Bjørn Johansen

Personal information
- Full name: Bjørn Johansen
- Date of birth: 7 September 1969 (age 56)
- Place of birth: Tromsø, Norway
- Height: 1.86 m (6 ft 1 in)
- Position(s): Central midfielder

Team information
- Current team: Norway U16–U17 (manager)

Youth career
- Tromsø

Senior career*
- Years: Team / Apps / (Gls)
- 1987–1992: Tromsø / 107 / (13)
- 1993–1994: Viking / 37 / (3)
- 1995–1999: Tromsø / 119 / (18)
- 2000–2001: Helsingborg / 41 / (5)
- 2002–2005: Tromsø / 100 / (10)

International career
- 1985: Norway U15 / 5 / (0)
- 1986: Norway U16 / 2 / (0)
- 1988: Norway U18 / 2 / (1)
- 1987: Norway U19 / 1 / (0)
- 1989: Norway U20 / 6 / (1)
- 1988–1991: Norway U21 / 15 / (0)

Managerial career
- 2011–2017: Finnsnes
- 2018: Fredrikstad (assistant)
- 2019–2022: Fredrikstad
- 2022–2024: Norway U16–U17
- 2025–: Norway U18–U19

= Bjørn Johansen (footballer) =

Norwegian footballer (born 1969)

Bjørn "Bummen" Johansen (born 7 September 1969) is a former Norwegian footballer, who played as a midfielder for Tromsø IL for most of his career. He is currently a manager.

==Club career==
Johansen got his debut in 1987, and played for Tromsø until 1992. He moved to Viking in 1993, and stayed there for two seasons. In 1995, Johansen was back at Tromsø, and stayed with the club until 1999, and won the Norwegian Cup with Tromsø in 1996.

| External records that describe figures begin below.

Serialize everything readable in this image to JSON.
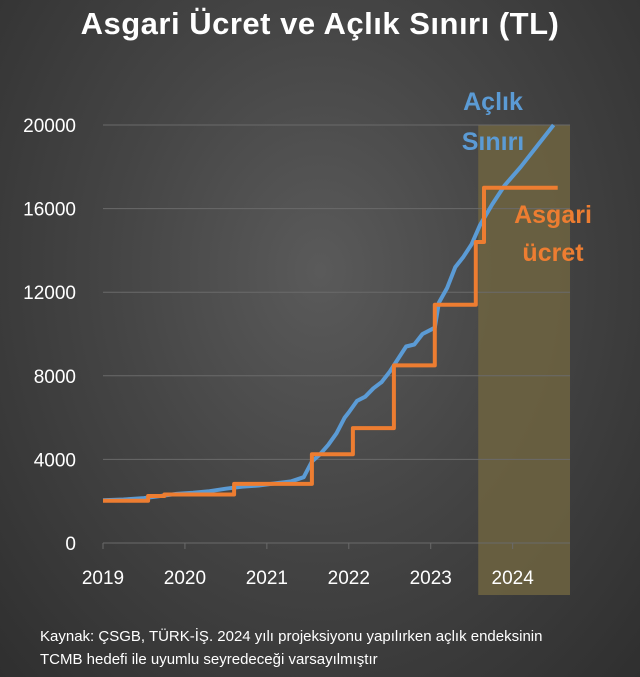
{
  "colors": {
    "aclik": "#5b9bd5",
    "asgari": "#ed7d31",
    "projection": "#6e6441",
    "grid": "#6a6a6a",
    "text": "#ffffff"
  },
  "source_note": "Kaynak: ÇSGB, TÜRK-İŞ. 2024 yılı projeksiyonu yapılırken açlık endeksinin\nTCMB hedefi ile uyumlu seyredeceği varsayılmıştır",
  "chart_data": {
    "type": "line",
    "title": "Asgari Ücret ve Açlık Sınırı (TL)",
    "xlabel": "",
    "ylabel": "",
    "xlim": [
      2019,
      2024.7
    ],
    "ylim": [
      0,
      20000
    ],
    "x_ticks": [
      "2019",
      "2020",
      "2021",
      "2022",
      "2023",
      "2024"
    ],
    "y_ticks": [
      "0",
      "4000",
      "8000",
      "12000",
      "16000",
      "20000"
    ],
    "grid": true,
    "legend": "inline labels, right",
    "projection_band": [
      2023.58,
      2024.7
    ],
    "series": [
      {
        "name": "Açlık Sınırı",
        "label_lines": [
          "Açlık",
          "Sınırı"
        ],
        "color": "#5b9bd5",
        "x": [
          2019.0,
          2019.25,
          2019.5,
          2019.7,
          2019.9,
          2020.1,
          2020.3,
          2020.5,
          2020.7,
          2020.9,
          2021.1,
          2021.3,
          2021.45,
          2021.55,
          2021.65,
          2021.75,
          2021.85,
          2021.95,
          2022.0,
          2022.1,
          2022.2,
          2022.3,
          2022.4,
          2022.5,
          2022.6,
          2022.7,
          2022.8,
          2022.9,
          2023.0,
          2023.05,
          2023.1,
          2023.2,
          2023.3,
          2023.4,
          2023.5,
          2023.6,
          2023.75,
          2023.9,
          2024.1,
          2024.3,
          2024.5
        ],
        "values": [
          2050,
          2080,
          2150,
          2250,
          2350,
          2400,
          2480,
          2600,
          2700,
          2750,
          2850,
          2950,
          3150,
          3900,
          4250,
          4700,
          5250,
          6000,
          6250,
          6800,
          7000,
          7400,
          7700,
          8200,
          8800,
          9400,
          9500,
          10000,
          10200,
          10300,
          11500,
          12200,
          13200,
          13700,
          14300,
          15200,
          16200,
          17100,
          18000,
          19000,
          20000
        ]
      },
      {
        "name": "Asgari ücret",
        "label_lines": [
          "Asgari",
          "ücret"
        ],
        "color": "#ed7d31",
        "x": [
          2019.0,
          2019.55,
          2019.55,
          2019.75,
          2019.75,
          2020.6,
          2020.6,
          2021.55,
          2021.55,
          2022.05,
          2022.05,
          2022.55,
          2022.55,
          2023.05,
          2023.05,
          2023.55,
          2023.55,
          2023.65,
          2023.65,
          2024.55
        ],
        "values": [
          2020,
          2020,
          2250,
          2250,
          2320,
          2320,
          2830,
          2830,
          4250,
          4250,
          5500,
          5500,
          8500,
          8500,
          11400,
          11400,
          14400,
          14400,
          17000,
          17000
        ]
      }
    ]
  }
}
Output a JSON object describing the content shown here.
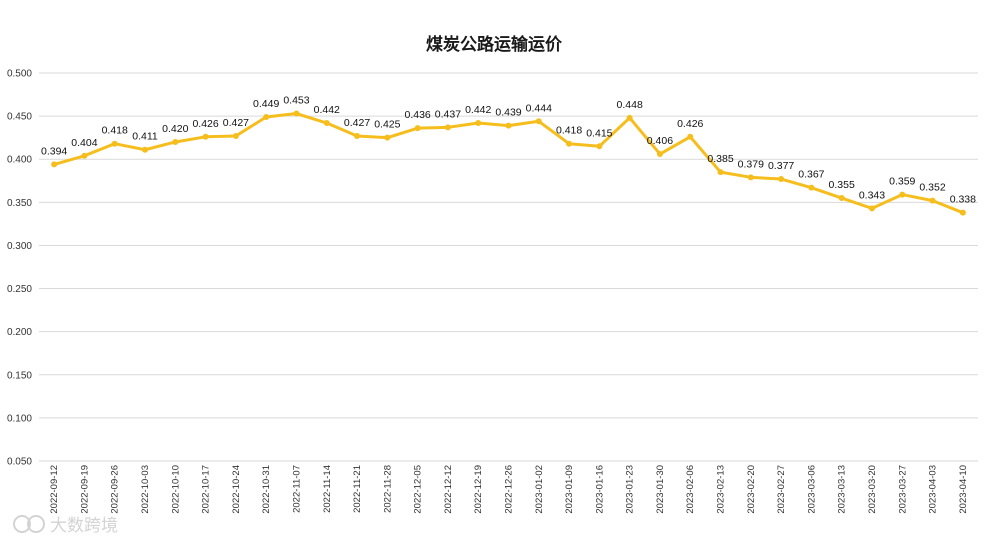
{
  "chart_data": {
    "type": "line",
    "title": "煤炭公路运输运价",
    "xlabel": "",
    "ylabel": "",
    "ylim": [
      0.05,
      0.5
    ],
    "yticks": [
      "0.050",
      "0.100",
      "0.150",
      "0.200",
      "0.250",
      "0.300",
      "0.350",
      "0.400",
      "0.450",
      "0.500"
    ],
    "grid": true,
    "legend": "none",
    "line_color": "#F5BE1C",
    "categories": [
      "2022-09-12",
      "2022-09-19",
      "2022-09-26",
      "2022-10-03",
      "2022-10-10",
      "2022-10-17",
      "2022-10-24",
      "2022-10-31",
      "2022-11-07",
      "2022-11-14",
      "2022-11-21",
      "2022-11-28",
      "2022-12-05",
      "2022-12-12",
      "2022-12-19",
      "2022-12-26",
      "2023-01-02",
      "2023-01-09",
      "2023-01-16",
      "2023-01-23",
      "2023-01-30",
      "2023-02-06",
      "2023-02-13",
      "2023-02-20",
      "2023-02-27",
      "2023-03-06",
      "2023-03-13",
      "2023-03-20",
      "2023-03-27",
      "2023-04-03",
      "2023-04-10"
    ],
    "series": [
      {
        "values": [
          0.394,
          0.404,
          0.418,
          0.411,
          0.42,
          0.426,
          0.427,
          0.449,
          0.453,
          0.442,
          0.427,
          0.425,
          0.436,
          0.437,
          0.442,
          0.439,
          0.444,
          0.418,
          0.415,
          0.448,
          0.406,
          0.426,
          0.385,
          0.379,
          0.377,
          0.367,
          0.355,
          0.343,
          0.359,
          0.352,
          0.338
        ],
        "labels": [
          "0.394",
          "0.404",
          "0.418",
          "0.411",
          "0.420",
          "0.426",
          "0.427",
          "0.449",
          "0.453",
          "0.442",
          "0.427",
          "0.425",
          "0.436",
          "0.437",
          "0.442",
          "0.439",
          "0.444",
          "0.418",
          "0.415",
          "0.448",
          "0.406",
          "0.426",
          "0.385",
          "0.379",
          "0.377",
          "0.367",
          "0.355",
          "0.343",
          "0.359",
          "0.352",
          "0.338"
        ]
      }
    ]
  },
  "watermark": {
    "text": "大数跨境",
    "icon": "logo-icon"
  }
}
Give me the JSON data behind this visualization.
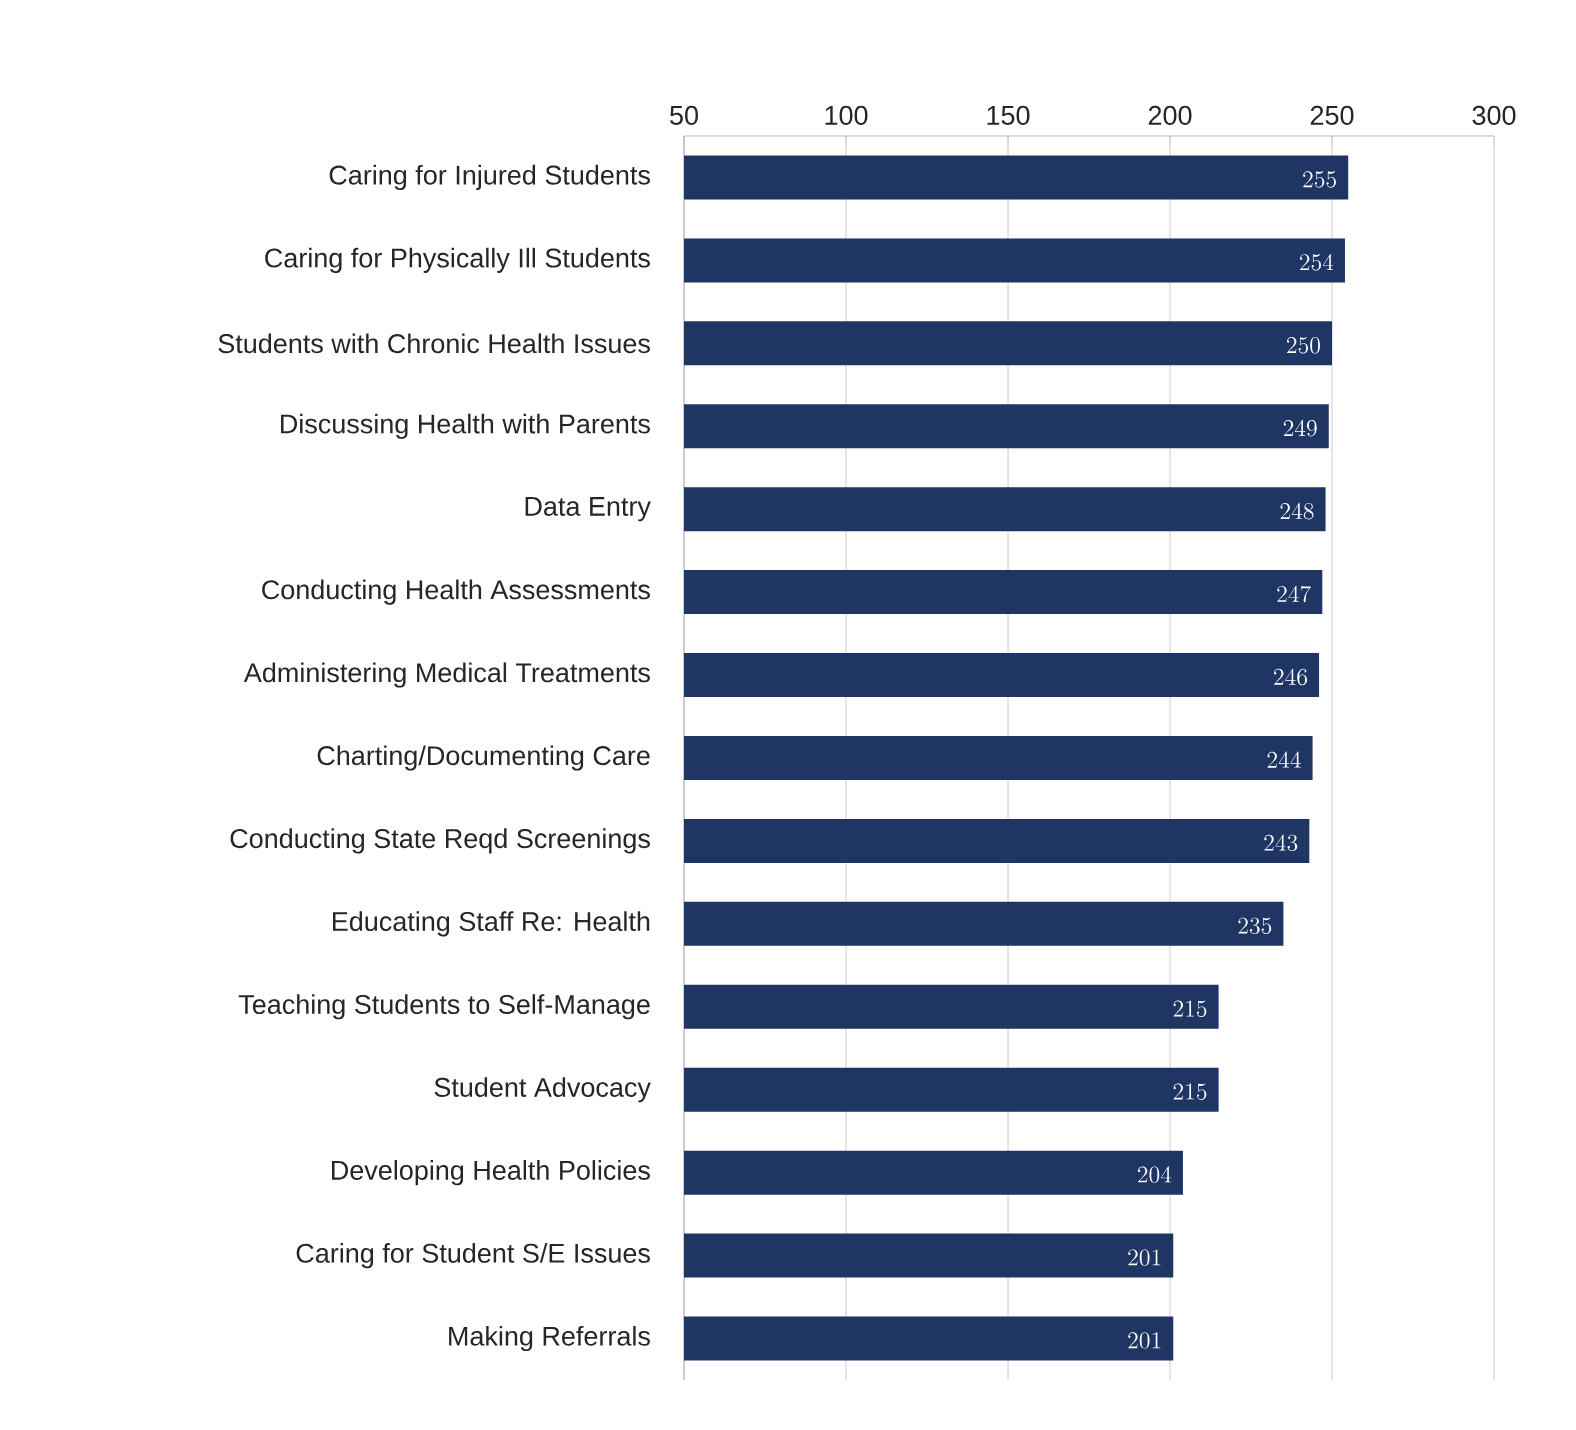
{
  "chart_data": {
    "type": "bar",
    "orientation": "horizontal",
    "categories": [
      "Caring for Injured Students",
      "Caring for Physically Ill Students",
      "Students with Chronic Health Issues",
      "Discussing Health with Parents",
      "Data Entry",
      "Conducting Health Assessments",
      "Administering Medical Treatments",
      "Charting/Documenting Care",
      "Conducting State Reqd Screenings",
      "Educating Staff Re: Health",
      "Teaching Students to Self-Manage",
      "Student Advocacy",
      "Developing Health Policies",
      "Caring for Student S/E Issues",
      "Making Referrals"
    ],
    "values": [
      255,
      254,
      250,
      249,
      248,
      247,
      246,
      244,
      243,
      235,
      215,
      215,
      204,
      201,
      201
    ],
    "color": "#1f3564",
    "xlim": [
      50,
      300
    ],
    "xticks": [
      50,
      100,
      150,
      200,
      250,
      300
    ],
    "grid": "x",
    "data_labels": true
  }
}
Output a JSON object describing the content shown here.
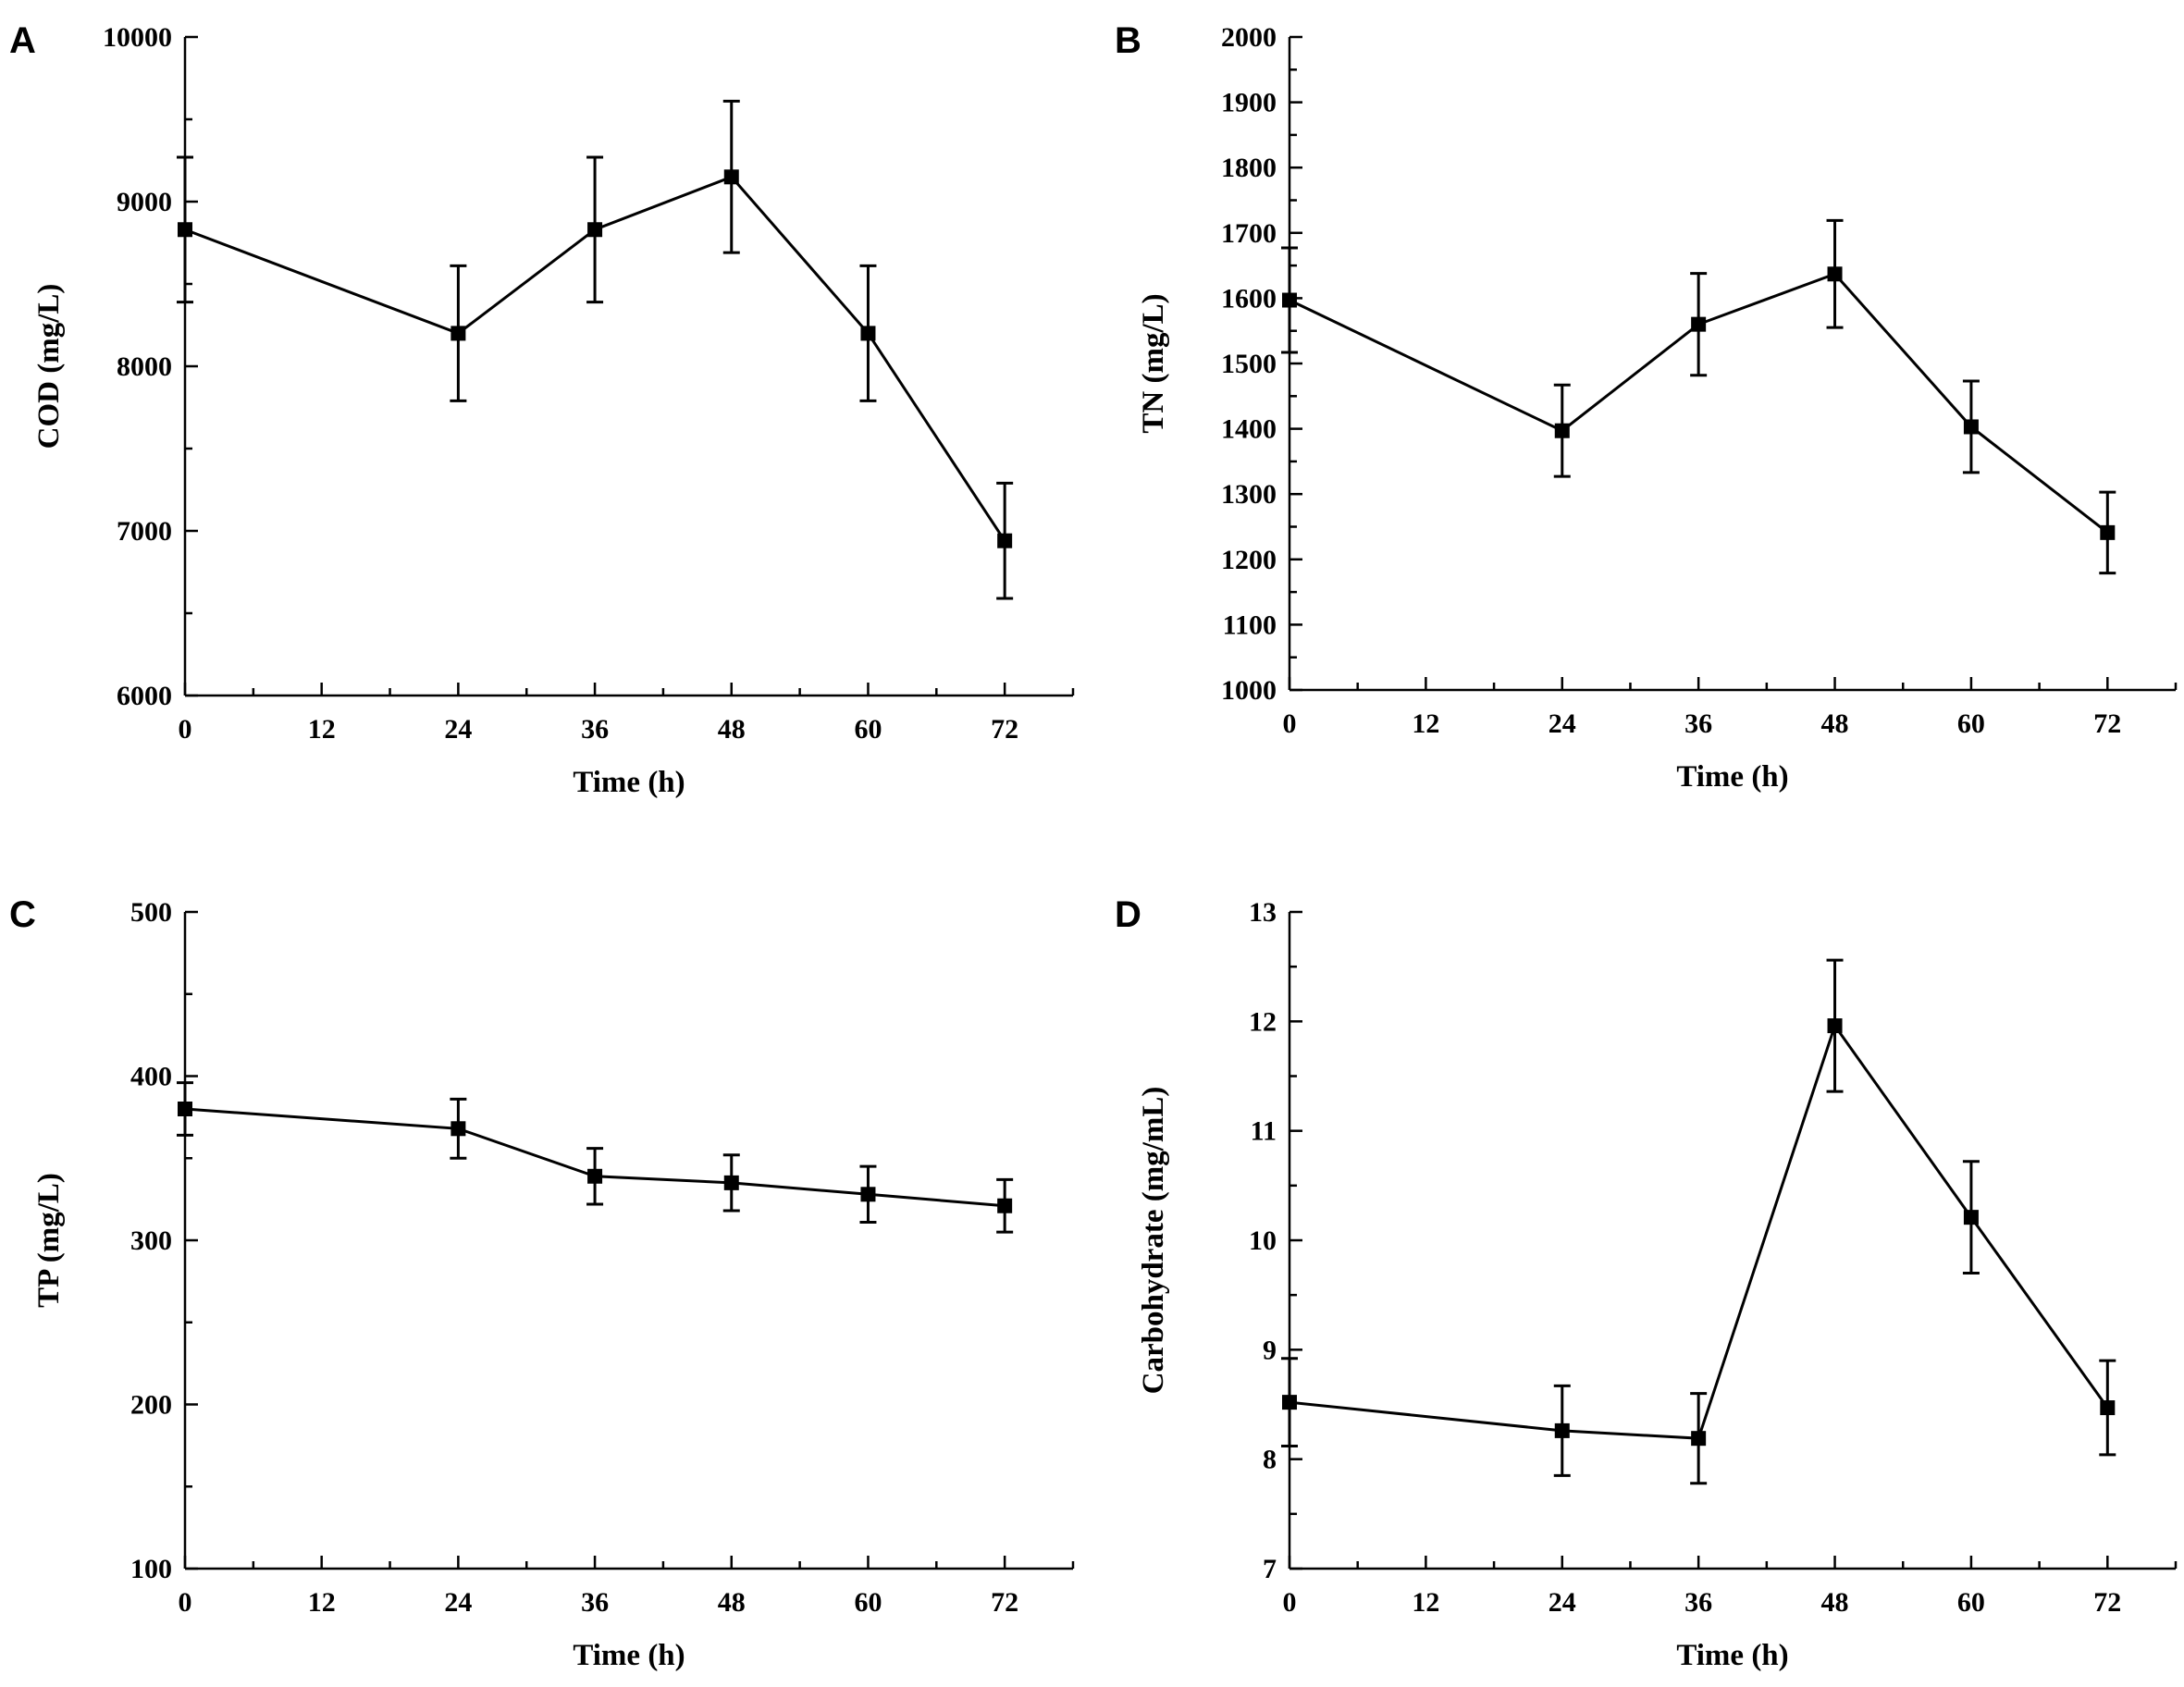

Johansen played for the Swedish team Helsingborgs IF between 2000 and 2001, and played for the club in the Champions League, before he again returned to Tromsø, when the club played in the First Division in 2002. and helped the club return to the Norwegian Premier League.

Johansen played for Tromsø between 1989 and 2005, with the exception of his 4 seasons and with his 326 league-games for Tromsø he is the player with the most matches for the club. Johansen also participated in four of Tromsø campaigns in European Cups.

==International career==
Johansen played international matches for various Norwegian youth international teams, and played for the under-20 team in the 1989 FIFA World Youth Championship. Johansen played 15 matches for Norway U21, but he was never capped for the senior team.

==Coaching career==
On 19 November 2010, the Third Division side Finnsnes announced that they had hired as head coach from the 2011-season onwards. The club won promotion to the Second Division in Johansen's first season as head coach.

Johansen was the manager of Fredrikstad FK and secured promotion to the 2021 1. divisjon. He was sacked during the 2022 season. He was hired by the Football Association of Norway as head coach of the Norway U16 national team.

==Personal life==
Johansen got his nickname Bummen by his brother when he was a child.

After Johansen's retirement in 2005, he has worked as a sports commentator for the Norwegian TV 2.